Latherface wyjechał do Des Moines, nauczył się grać na gitarce i założył z nowymi kumplami kapelę Slipknot ;-).
Dowód:
http://www.musicgalleryinternational.com/Pictures/Shawns_B-Day_photo_Shoot_w_Sli pknot.jpg
Ha , ha , ha. Wiesz też mi na początku maska Coreya Taylora przypominała Leterface ale nie musisz se robić jaj.
Fajne to było ze Slipknotem:P
Jak dla mnie to będzie to tak:
Leatherface wróci do jego dominującej matki, która będzie na niego wkurzona za śmierć szeryfa i karze mu sie wynosić z domu.
Erin napotka jakiś 'normalny' patrol policji. (Psy jak zwykle będą tępe i będą ją przesłuchiwać ze 3 dni zamiast coś zrobić od razu).
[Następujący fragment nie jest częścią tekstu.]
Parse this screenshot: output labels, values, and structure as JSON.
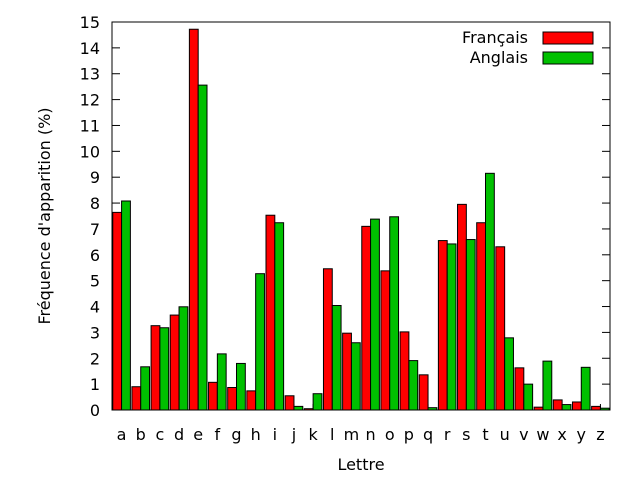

Po 3 dniach, jak widać w końcówce filmu, wysłali skromny patrol dwóch całkowicie nieprzygotowanych funkcjonariuszy, którzy zaczną przeszukiwać dom i się natkną na Leatherface...(wrócił on do na swoje stare śmieci, po tym jak wyjechała jego rodzina mutantów)
On oczywiście z policjantami zrobi to co było mniej więcej pokazane w filmie:]
A potem to pewnie umrze na jakimś Teksańskim odludnym polu w wyniku ran zadanych mu przez Erin, których nie umiał sobie opatrzyć...
THE END
Epilog:
Erin wychowa normalne dziecko, na którego punkcie będzie przewrażliwiona i sprawi sobie taki pokój jak Jodie Foster w "Azylu":]
Lejterfejs ucieknie policji i ukryje się w jakiejś opuszczonej stodole. Przeżyje zjadając larwy wychodowane na własnej skórze. Później trafi na Jacka Sparrowa, razem z nim obciążą się klątwą i będą przemierzali nieznane morskie szlaki jako wiecznie przeklęci. -Koniec-
PS: To ze slipknotem dobre :D
Nie wiem czemu, ale jakoś takie normalne zakończenie, które faktycznie mogłoby pasować mnie nie satysfakcjonuje ;>.